Mr. Montalbano’s devotion extended beyond creating his own little church. According to a postcard picturing him in his shop, he had held a parade for St. Anthony in thanksgiving for favors granted. And, he regularly created an altar to St. Joseph on the Saint’s feast day, March 19. 

According to Rosalie Serio Bilich, whose family held a St. Joseph Altar in their Bourbon Street home, devotion to the saint was so intense that “you’d have thought St. Joseph was from Sicily – we never considered he might be Jewish.” In the French Quarter there were altars in homes, to which the public was welcomed, there might be an altar at St. Mary’s gymnasium and sometimes shops or restaurants might host one.

Frances Parkinson Keyes’ 1941 novel Crescent Carnival has a section on the St. Joseph altars of the French Quarter, and one particular altar was a special attraction. In the book, it was located at “Montefiore’s grocery.”

“The room back of the shop was papered entirely in religious and it was almost completely filled with an enormous table, only a narrow passageway being left around it. At one end of the table was erected a small shrine, enclosing a statue of St. Joseph and encircled with lighted candles and china figurines. But the rest of the table was laden with dished heaped high with foodstuffs.”

The St. Joseph altar described was at Montalbano’s. Bernadette Patterson notes, “The table was marble. It was so heavy, it was in sections. And it did take up the whole room.” 

Mr. Montalbano didn’t end his devotions with parades and altars and his shrine. According to Frank Bruno, “He would ask you to made a little donation to his bread fund. Then every so often he would put his bakers cap on and go out with a basket of bread and give it to the poor people. He collected nickels and pennies all year for that.”

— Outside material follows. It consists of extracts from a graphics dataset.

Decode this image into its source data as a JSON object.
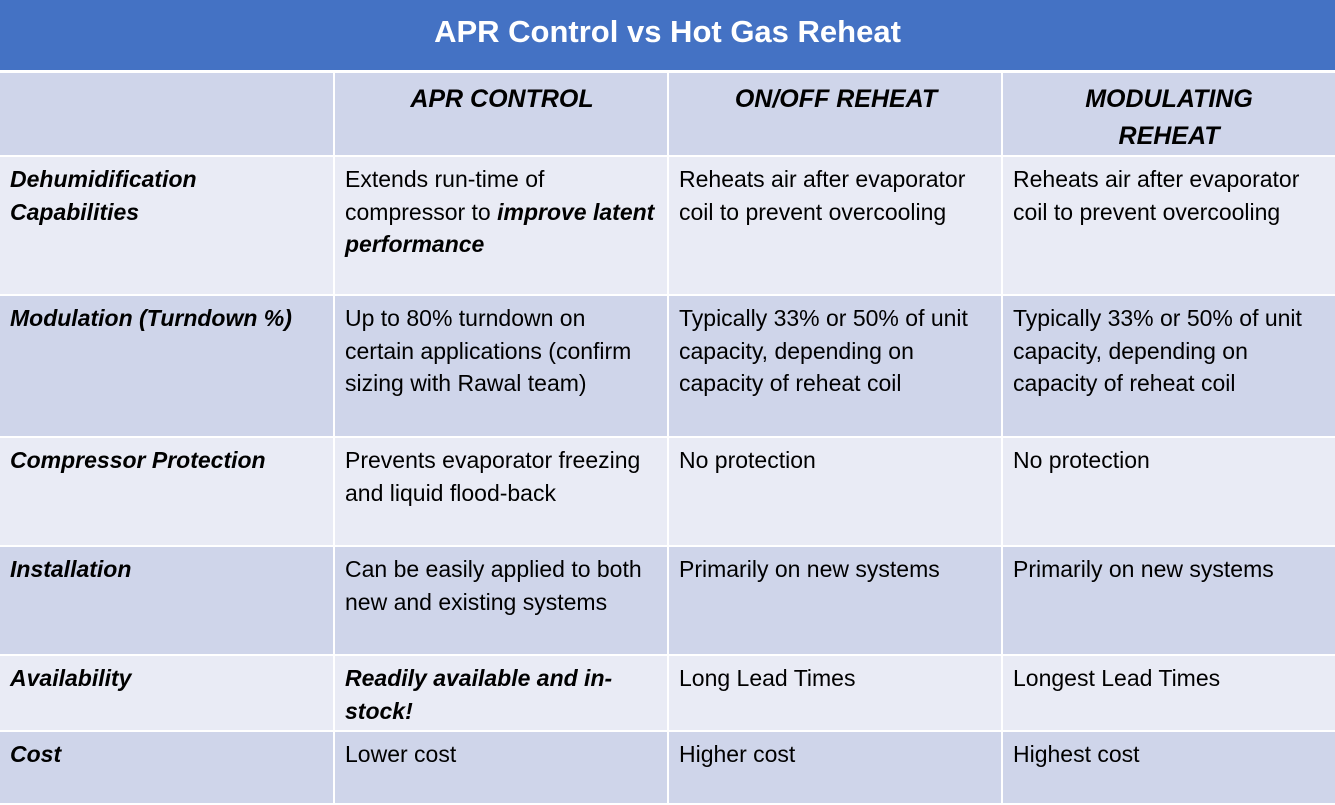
{
  "title": "APR Control vs Hot Gas Reheat",
  "columns": [
    "",
    "APR CONTROL",
    "ON/OFF REHEAT",
    "MODULATING REHEAT"
  ],
  "rows": [
    {
      "label": "Dehumidification Capabilities",
      "apr_plain": "Extends run-time of compressor to ",
      "apr_emphasis": "improve latent performance",
      "onoff": "Reheats air after evaporator coil to prevent overcooling",
      "modulating": "Reheats air after evaporator coil to prevent overcooling"
    },
    {
      "label": "Modulation (Turndown %)",
      "apr": "Up to 80% turndown on certain applications (confirm sizing with Rawal team)",
      "onoff": "Typically 33% or 50% of unit capacity, depending on capacity of reheat coil",
      "modulating": "Typically 33% or 50% of unit capacity, depending on capacity of reheat coil"
    },
    {
      "label": "Compressor Protection",
      "apr": "Prevents evaporator freezing and liquid flood-back",
      "onoff": "No protection",
      "modulating": "No protection"
    },
    {
      "label": "Installation",
      "apr": "Can be easily applied to both new and existing systems",
      "onoff": "Primarily on new systems",
      "modulating": "Primarily on new systems"
    },
    {
      "label": "Availability",
      "apr": "Readily available and in-stock!",
      "onoff": "Long Lead Times",
      "modulating": "Longest Lead Times"
    },
    {
      "label": "Cost",
      "apr": "Lower cost",
      "onoff": "Higher cost",
      "modulating": "Highest cost"
    }
  ]
}
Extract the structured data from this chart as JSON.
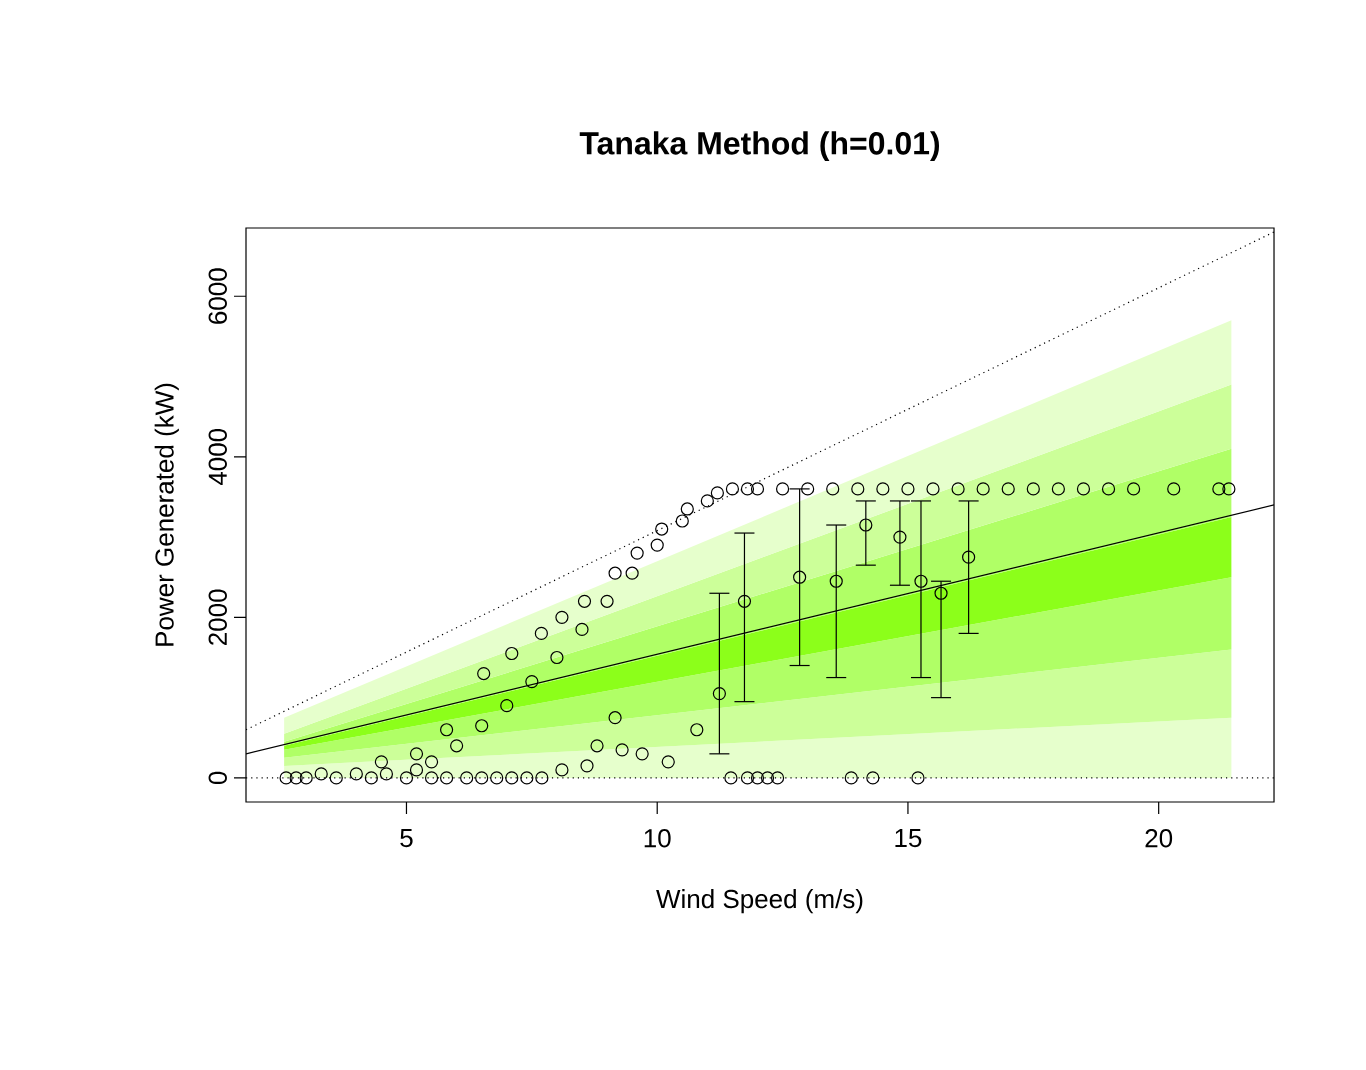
{
  "chart_data": {
    "type": "scatter",
    "title": "Tanaka Method (h=0.01)",
    "xlabel": "Wind Speed (m/s)",
    "ylabel": "Power Generated (kW)",
    "xlim": [
      1.8,
      22.3
    ],
    "ylim": [
      -300,
      6850
    ],
    "xticks": [
      5,
      10,
      15,
      20
    ],
    "stacked": true,
    "yticks": [
      0,
      2000,
      4000,
      6000
    ],
    "series": [
      {
        "type": "area",
        "color": "#e6ffcc",
        "x": [
          2.56,
          21.45
        ],
        "values": [
          150,
          750
        ]
      },
      {
        "type": "area",
        "color": "#ccff99",
        "x": [
          2.56,
          21.45
        ],
        "values": [
          100,
          850
        ]
      },
      {
        "type": "area",
        "color": "#b0ff66",
        "x": [
          2.56,
          21.45
        ],
        "values": [
          100,
          900
        ]
      },
      {
        "type": "area",
        "color": "#8cff1a",
        "x": [
          2.56,
          21.45
        ],
        "values": [
          50,
          750
        ]
      },
      {
        "type": "area",
        "color": "#b0ff66",
        "x": [
          2.56,
          21.45
        ],
        "values": [
          50,
          850
        ]
      },
      {
        "type": "area",
        "color": "#ccff99",
        "x": [
          2.56,
          21.45
        ],
        "values": [
          100,
          800
        ]
      },
      {
        "type": "area",
        "color": "#e6ffcc",
        "x": [
          2.56,
          21.45
        ],
        "values": [
          200,
          800
        ]
      },
      {
        "type": "line",
        "color": "#000000",
        "line_style": "solid",
        "marker": "none",
        "x": [
          1.8,
          22.3
        ],
        "values": [
          300,
          3400
        ]
      },
      {
        "type": "line",
        "color": "#000000",
        "line_style": "dotted",
        "marker": "none",
        "x": [
          1.8,
          22.3
        ],
        "values": [
          600,
          6800
        ]
      },
      {
        "color": "#000000",
        "marker": "circle",
        "x": [
          2.6,
          2.8,
          3.0,
          3.3,
          3.6,
          4.0,
          4.3,
          4.6,
          5.0,
          5.2,
          5.5,
          5.8,
          6.2,
          6.5,
          6.8,
          7.1,
          7.4,
          7.7,
          8.1,
          8.6,
          9.3,
          4.5,
          5.2,
          5.8,
          6.54,
          7.1,
          7.69,
          8.1,
          8.55,
          9.16,
          9.6,
          10.09,
          10.6,
          11.2,
          11.8,
          5.5,
          6.0,
          6.5,
          7.0,
          7.5,
          8.0,
          8.5,
          9.0,
          9.5,
          10.0,
          10.5,
          11.0,
          11.5,
          12.0,
          12.5,
          13.0,
          13.5,
          14.0,
          14.5,
          15.0,
          15.5,
          16.0,
          16.5,
          17.0,
          17.5,
          18.0,
          18.5,
          19.0,
          19.5,
          20.3,
          21.2,
          21.4,
          9.16,
          10.79,
          10.22,
          8.8,
          9.7,
          11.47,
          11.8,
          12.0,
          12.2,
          12.4,
          13.87,
          14.3,
          15.2,
          11.24,
          11.74,
          12.84,
          13.57,
          14.16,
          14.84,
          15.26,
          15.66,
          16.21
        ],
        "values": [
          0,
          0,
          0,
          50,
          0,
          50,
          0,
          50,
          0,
          100,
          0,
          0,
          0,
          0,
          0,
          0,
          0,
          0,
          100,
          150,
          350,
          200,
          300,
          600,
          1300,
          1550,
          1800,
          2000,
          2200,
          2550,
          2800,
          3100,
          3350,
          3550,
          3600,
          200,
          400,
          650,
          900,
          1200,
          1500,
          1850,
          2200,
          2550,
          2900,
          3200,
          3450,
          3600,
          3600,
          3600,
          3600,
          3600,
          3600,
          3600,
          3600,
          3600,
          3600,
          3600,
          3600,
          3600,
          3600,
          3600,
          3600,
          3600,
          3600,
          3600,
          3600,
          750,
          600,
          200,
          400,
          300,
          0,
          0,
          0,
          0,
          0,
          0,
          0,
          0,
          1050,
          2200,
          2500,
          2450,
          3150,
          3000,
          2450,
          2300,
          2750
        ],
        "errors": [
          null,
          null,
          null,
          null,
          null,
          null,
          null,
          null,
          null,
          null,
          null,
          null,
          null,
          null,
          null,
          null,
          null,
          null,
          null,
          null,
          null,
          null,
          null,
          null,
          null,
          null,
          null,
          null,
          null,
          null,
          null,
          null,
          null,
          null,
          null,
          null,
          null,
          null,
          null,
          null,
          null,
          null,
          null,
          null,
          null,
          null,
          null,
          null,
          null,
          null,
          null,
          null,
          null,
          null,
          null,
          null,
          null,
          null,
          null,
          null,
          null,
          null,
          null,
          null,
          null,
          null,
          null,
          null,
          null,
          null,
          null,
          null,
          null,
          null,
          null,
          null,
          null,
          null,
          null,
          null,
          [
            300,
            2300
          ],
          [
            950,
            3050
          ],
          [
            1400,
            3600
          ],
          [
            1250,
            3150
          ],
          [
            2650,
            3450
          ],
          [
            2400,
            3450
          ],
          [
            1250,
            3450
          ],
          [
            1000,
            2450
          ],
          [
            1800,
            3450
          ]
        ]
      }
    ],
    "ref_lines": [
      {
        "axis": "y",
        "value": 0,
        "line_style": "dotted",
        "color": "#000000"
      }
    ]
  }
}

Mr. Montalbano died in 1956. For a while, the family continued the shop. As Bernadette Patterson remembers, “After that, my mom and my uncle kept the place going. On Sundays, my grandmother used to make a big pot of meatballs, or sausages, and they would sell dinners in the back. She would make the antipasto in this huge bowl she had.”

When the building left the family’s hands, it went to Frank Bruno. “When I saw the place was available, I bought the building from the family.” Mr. Montalbano’s shrine had outlived him. “It was actually like he left it, the counters were in there, all of his holy pictures were on the walls.”

Necessary renovations and rebuilding followed and today no trace of the Angel of Peace sandwich shop remains, except in a memory of good tastes and good times – and of a devoted sandwich maker who practiced his trade with his heart.